ST. LOUIS — Rickie Fowler isn’t looking for sympathy points. Turns out, he really doesn’t need them.

Fowler has been playing taped up this week because of an oblique strain he suffered last week at Firestone.

He says having his motion slightly restricted by the tape is actually helping, forcing him to make his swing more compact and gather all his speed at the bottom.

Fowler stood at 7-under par for the tournament, three behind leader Gary Woodland, when a thunderstorm hit Friday in the middle of Fowler’s round.

He had been keeping quiet about the injury but Dottie Pepper mentioned it on the TNT broadcast, and it was out there for the world to know. During the delay, he was asked about it on TV.

“I’m playing with it, no excuses,” Fowler said. “It hurts from time to time but that’s the way it is.”

Fowler was on the 11th hole when play was suspended for the day because of rain.

THE ROARS began at the second hole, where Tiger Woods rolled in a putt for birdie, and they grew in volume when he stalked another putt toward the hole for a birdie at the third.

But just as Woods was picking up momentum, another rumble brought him to a halt.

It came with an ominously dark cloud that settled over the PGA Championship, bringing thunder and heavy rain that delayed the second round and left Woods pondering his third shot into the par-5 eighth hole.

When play resumes at 7 a.m. Saturday, he’ll be 3 under for the championship and seven shots back of Gary Woodland, who played his second round early and was done long before the storms.

“It was fine. I’m 3-under par, so I felt I was headed in the right direction,” Woods said after the PGA of America announced play was suspended for the day. “Tomorrow is going to be a long day for a lot of us, and try and get back at it early.”

Woods arrived for his tee time Friday knowing full well Woodland and others had gone low earlier in the day. The tees had been moved up, the hole locations had been made accessible, and the classic Robert Trent Jones design was ripe for the taking by the world’s best players.
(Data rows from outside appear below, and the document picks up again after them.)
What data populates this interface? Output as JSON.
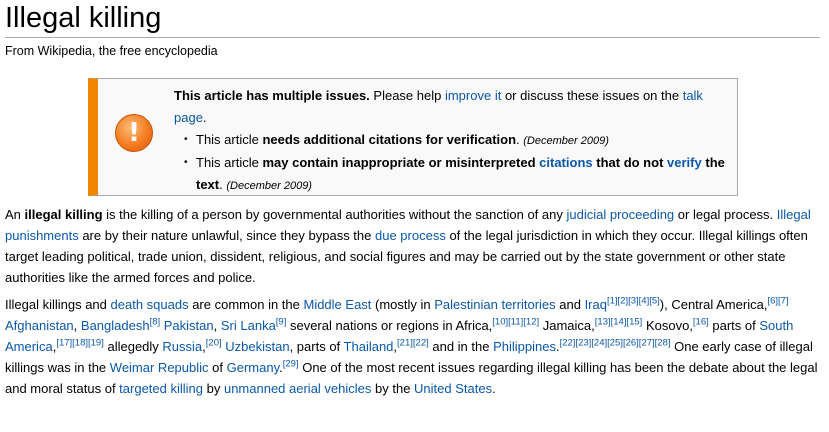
{
  "title": "Illegal killing",
  "subtitle": "From Wikipedia, the free encyclopedia",
  "colors": {
    "link": "#0b58a8",
    "ambox_border": "#f28500",
    "ambox_bg": "#f9f9f9"
  },
  "icons": {
    "ambox": "exclamation-circle-icon"
  },
  "ambox": {
    "icon_glyph": "!",
    "lead_bold": "This article has multiple issues.",
    "lead_mid": " Please help ",
    "improve_link": "improve it",
    "lead_tail": " or discuss these issues on the ",
    "talk_link": "talk page",
    "lead_end": ".",
    "bullet": "•",
    "issue1_pre": "This article ",
    "issue1_bold": "needs additional citations for verification",
    "issue1_punct": ".",
    "issue1_date": "(December 2009)",
    "issue2_pre": "This article ",
    "issue2_bold": "may contain inappropriate or misinterpreted",
    "issue2_link": "citations",
    "issue2_bold2": "that do not",
    "issue2_link2": "verify",
    "issue2_bold3": "the text",
    "issue2_punct": ".",
    "issue2_date": "(December 2009)"
  },
  "p1": {
    "t1": "An ",
    "b1": "illegal killing",
    "t2": " is the killing of a person by governmental authorities without the sanction of any ",
    "l1": "judicial proceeding",
    "t3": " or legal process. ",
    "l2": "Illegal punishments",
    "t4": " are by their nature unlawful, since they bypass the ",
    "l3": "due process",
    "t5": " of the legal jurisdiction in which they occur. Illegal killings often target leading political, trade union, dissident, religious, and social figures and may be carried out by the state government or other state authorities like the armed forces and police."
  },
  "p2": {
    "t1": "Illegal killings and ",
    "l_death_squads": "death squads",
    "t2": " are common in the ",
    "l_middle_east": "Middle East",
    "t3": " (mostly in ",
    "l_palestinian": "Palestinian territories",
    "t4": " and ",
    "l_iraq": "Iraq",
    "c_iraq": "[1][2][3][4][5]",
    "t5": "), Central America,",
    "c_ca": "[6][7]",
    "t6": " ",
    "l_afghanistan": "Afghanistan",
    "t7": ", ",
    "l_bangladesh": "Bangladesh",
    "c_bangladesh": "[8]",
    "t8": " ",
    "l_pakistan": "Pakistan",
    "t9": ", ",
    "l_srilanka": "Sri Lanka",
    "c_srilanka": "[9]",
    "t10": " several nations or regions in Africa,",
    "c_africa": "[10][11][12]",
    "t11": " Jamaica,",
    "c_jamaica": "[13][14][15]",
    "t12": " Kosovo,",
    "c_kosovo": "[16]",
    "t13": " parts of ",
    "l_southamerica": "South America",
    "t14": ",",
    "c_southamerica": "[17][18][19]",
    "t15": " allegedly ",
    "l_russia": "Russia",
    "t16": ",",
    "c_russia": "[20]",
    "t17": " ",
    "l_uzbekistan": "Uzbekistan",
    "t18": ", parts of ",
    "l_thailand": "Thailand",
    "t19": ",",
    "c_thailand": "[21][22]",
    "t20": " and in the ",
    "l_philippines": "Philippines",
    "t21": ".",
    "c_philippines": "[22][23][24][25][26][27][28]",
    "t22": " One early case of illegal killings was in the ",
    "l_weimar": "Weimar Republic",
    "t23": " of ",
    "l_germany": "Germany",
    "t24": ".",
    "c_germany": "[29]",
    "t25": " One of the most recent issues regarding illegal killing has been the debate about the legal and moral status of ",
    "l_targeted": "targeted killing",
    "t26": " by ",
    "l_unmanned": "unmanned aerial vehicles",
    "t27": " by the ",
    "l_us": "United States",
    "t28": "."
  }
}
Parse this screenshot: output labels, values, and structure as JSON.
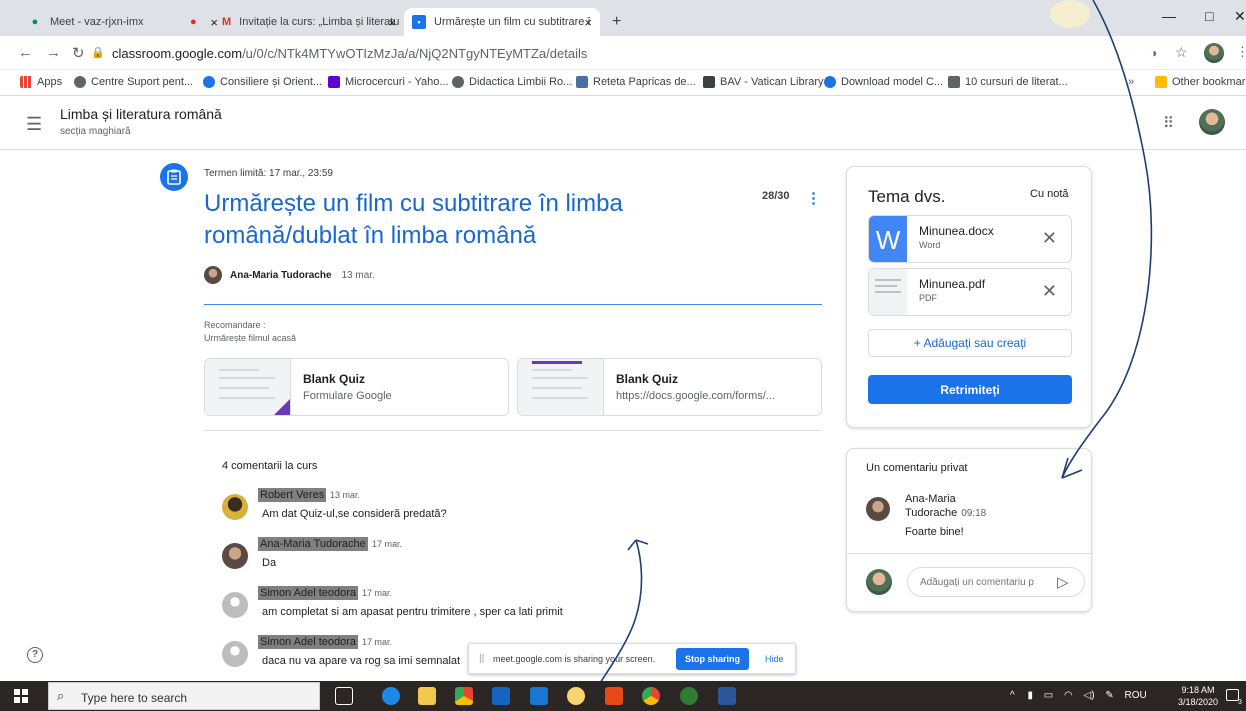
{
  "browser": {
    "tabs": [
      {
        "label": "Meet - vaz-rjxn-imx",
        "icon": "meet-icon"
      },
      {
        "label": "Invitație la curs: „Limba și literatu",
        "icon": "gmail-icon"
      },
      {
        "label": "Urmărește un film cu subtitrare î",
        "icon": "classroom-icon"
      }
    ],
    "new_tab": "+",
    "url_host": "classroom.google.com",
    "url_path": "/u/0/c/NTk4MTYwOTIzMzJa/a/NjQ2NTgyNTEyMTZa/details",
    "bookmarks": [
      {
        "label": "Apps",
        "color": "#ea4335"
      },
      {
        "label": "Centre Suport pent...",
        "color": "#5f6368"
      },
      {
        "label": "Consiliere și Orient...",
        "color": "#1a73e8"
      },
      {
        "label": "Microcercuri - Yaho...",
        "color": "#6001d2"
      },
      {
        "label": "Didactica Limbii Ro...",
        "color": "#5f6368"
      },
      {
        "label": "Reteta Papricas de...",
        "color": "#4a6fa5"
      },
      {
        "label": "BAV - Vatican Library",
        "color": "#3c4043"
      },
      {
        "label": "Download model C...",
        "color": "#1a73e8"
      },
      {
        "label": "10 cursuri de literat...",
        "color": "#5f6368"
      },
      {
        "label": "Other bookmarks",
        "color": "#fbbc04"
      }
    ]
  },
  "classroom": {
    "course_title": "Limba și literatura română",
    "course_section": "secția maghiară"
  },
  "assignment": {
    "deadline": "Termen limită: 17 mar., 23:59",
    "title": "Urmărește un film cu subtitrare în limba română/dublat în limba română",
    "points": "28/30",
    "author": "Ana-Maria Tudorache",
    "date": "13 mar.",
    "rec_label": "Recomandare :",
    "rec_text": "Urmărește filmul acasă",
    "attachments": [
      {
        "title": "Blank Quiz",
        "subtitle": "Formulare Google"
      },
      {
        "title": "Blank Quiz",
        "subtitle": "https://docs.google.com/forms/..."
      }
    ]
  },
  "comments": {
    "count_label": "4 comentarii la curs",
    "items": [
      {
        "name": "Robert Veres",
        "date": "13 mar.",
        "text": "Am dat Quiz-ul,se consideră predată?"
      },
      {
        "name": "Ana-Maria Tudorache",
        "date": "17 mar.",
        "text": "Da"
      },
      {
        "name": "Simon Adel teodora",
        "date": "17 mar.",
        "text": "am completat si am apasat pentru trimitere , sper ca lati primit"
      },
      {
        "name": "Simon Adel teodora",
        "date": "17 mar.",
        "text": "daca nu va apare va rog sa imi semnalat"
      }
    ]
  },
  "your_work": {
    "heading": "Tema dvs.",
    "status": "Cu notă",
    "files": [
      {
        "name": "Minunea.docx",
        "kind": "Word"
      },
      {
        "name": "Minunea.pdf",
        "kind": "PDF"
      }
    ],
    "add_label": "+  Adăugați sau creați",
    "resubmit_label": "Retrimiteți"
  },
  "private_comment": {
    "heading": "Un comentariu privat",
    "author": "Ana-Maria Tudorache",
    "time": "09:18",
    "text": "Foarte bine!",
    "input_placeholder": "Adăugați un comentariu p"
  },
  "share_bar": {
    "message": "meet.google.com is sharing your screen.",
    "stop_label": "Stop sharing",
    "hide_label": "Hide"
  },
  "taskbar": {
    "search_placeholder": "Type here to search",
    "lang": "ROU",
    "time": "9:18 AM",
    "date": "3/18/2020",
    "notif_count": "3"
  },
  "colors": {
    "accent": "#1a73e8",
    "title_blue": "#1967d2",
    "annotation_arrow": "#1f3f73"
  }
}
For as long as he was on the course, Woods proved he’s still one of them.

He missed a birdie putt at the first hole but made one at the second, then stuck his approach shot close at the par-3 third, where water guards the right front. Woods knew he’d made that putt when it was still on the way, beginning his confident walk to pluck it from the hole early.

Woods showed even more emotion at the long, difficult par-4 fourth.
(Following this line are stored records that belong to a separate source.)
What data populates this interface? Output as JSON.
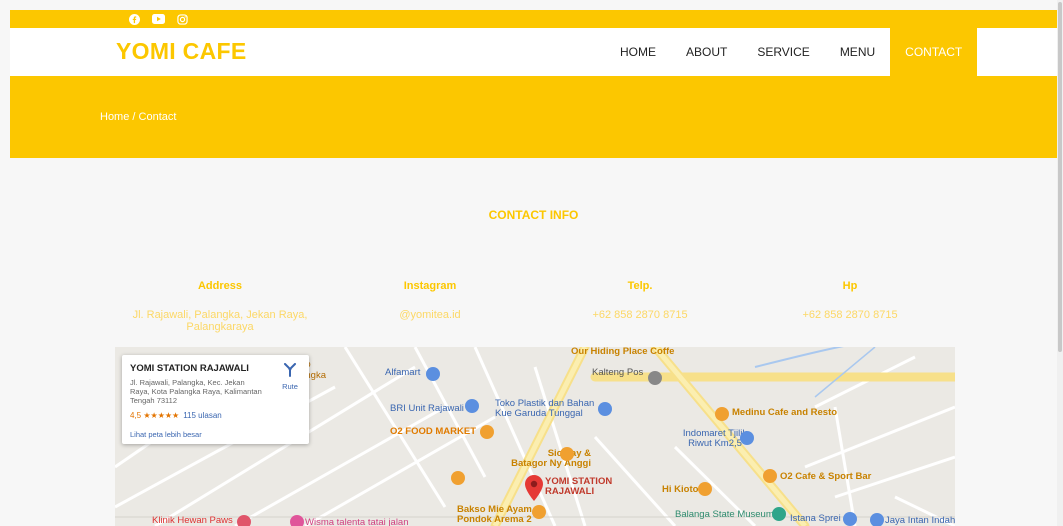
{
  "social": {
    "icons": [
      "facebook-icon",
      "youtube-icon",
      "instagram-icon"
    ]
  },
  "brand": {
    "name": "YOMI CAFE"
  },
  "nav": {
    "items": [
      {
        "label": "HOME",
        "active": false
      },
      {
        "label": "ABOUT",
        "active": false
      },
      {
        "label": "SERVICE",
        "active": false
      },
      {
        "label": "MENU",
        "active": false
      },
      {
        "label": "CONTACT",
        "active": true
      }
    ]
  },
  "breadcrumb": {
    "text": "Home / Contact"
  },
  "contact": {
    "title": "CONTACT INFO",
    "address": {
      "label": "Address",
      "value": "Jl. Rajawali, Palangka, Jekan Raya, Palangkaraya"
    },
    "instagram": {
      "label": "Instagram",
      "value": "@yomitea.id"
    },
    "telp": {
      "label": "Telp.",
      "value": "+62 858 2870 8715"
    },
    "hp": {
      "label": "Hp",
      "value": "+62 858 2870 8715"
    }
  },
  "map": {
    "card": {
      "title": "YOMI STATION RAJAWALI",
      "address": "Jl. Rajawali, Palangka, Kec. Jekan Raya, Kota Palangka Raya, Kalimantan Tengah 73112",
      "rating": "4,5 ★★★★★",
      "reviews": "115 ulasan",
      "larger_map": "Lihat peta lebih besar",
      "route": "Rute"
    },
    "places": {
      "hiding": "Our Hiding Place Coffe",
      "kalteng": "Kalteng Pos",
      "alfamart": "Alfamart",
      "bri": "BRI Unit Rajawali",
      "toko": "Toko Plastik dan Bahan Kue Garuda Tunggal",
      "medinu": "Medinu Cafe and Resto",
      "o2food": "O2 FOOD MARKET",
      "indomaret": "Indomaret Tjilik Riwut Km2,5",
      "siomay": "Siomay & Batagor Ny Anggi",
      "o2cafe": "O2 Cafe & Sport Bar",
      "yomi": "YOMI STATION RAJAWALI",
      "hikioto": "Hi Kioto",
      "bakso": "Bakso Mie Ayam Pondok Arema 2",
      "balanga": "Balanga State Museum",
      "istana": "Istana Sprei",
      "klinik": "Klinik Hewan Paws",
      "wisma": "Wisma talenta tatai jalan",
      "jaya": "Jaya Intan Indah"
    }
  },
  "colors": {
    "accent": "#fcc700",
    "accent_light": "#fcd866"
  }
}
He had driven it into the right rough, then hit a low, screaming fade that dodged the greenside bunkers and ended up on the fringe. He popped a bump-and-run chip toward the hole and thought he had made it, beginning his famous fist-pump before the ball just skirted the cup.

“I almost got a fist-pump on video!” one fan screamed.

Woods kept the fist-pump in the holster when he poured in his third birdie of the round at the fifth, this time rolling in a 10-footer.

With more massive crowds watching his every move, Woods curled in a long putt to save par out of the bunker at the sixth, and he nearly holed another chip before making par at the seventh.

His drive at the eighth landed in the thick rough, and he hacked his way out to set up a short approach to the par 5. It was then that the skies darkened and the horns sounded, and it’s there that Woods will place his ball when he arrives at Bellerive to resume his second round Saturday.

THERE ARE two players going by the same name this week: Zach Johnson of Cedar Rapids, Iowa, the two-time major winner, and Zach Johnson from Davis Park Golf Course in Utah, who was one of the 20 club pros to qualify into the year’s final major.

In the second round, the club pro shot 69 and the two-time major winner shot 70. The 69 wasn’t good enough to keep Utah’s Zach Johnson here for the weekend, but going under par was certainly not a bad way to wrap up his first major tournament.

“The memories are countless,” he said. “Just that walk up 18, my caddie and I just kind of put our arms around each other and soaked it all in. We don’t get to do this every day.

“Today, I found a way to relax and just try and play golf. So, very pleased with the result of today’s round. It was fun.”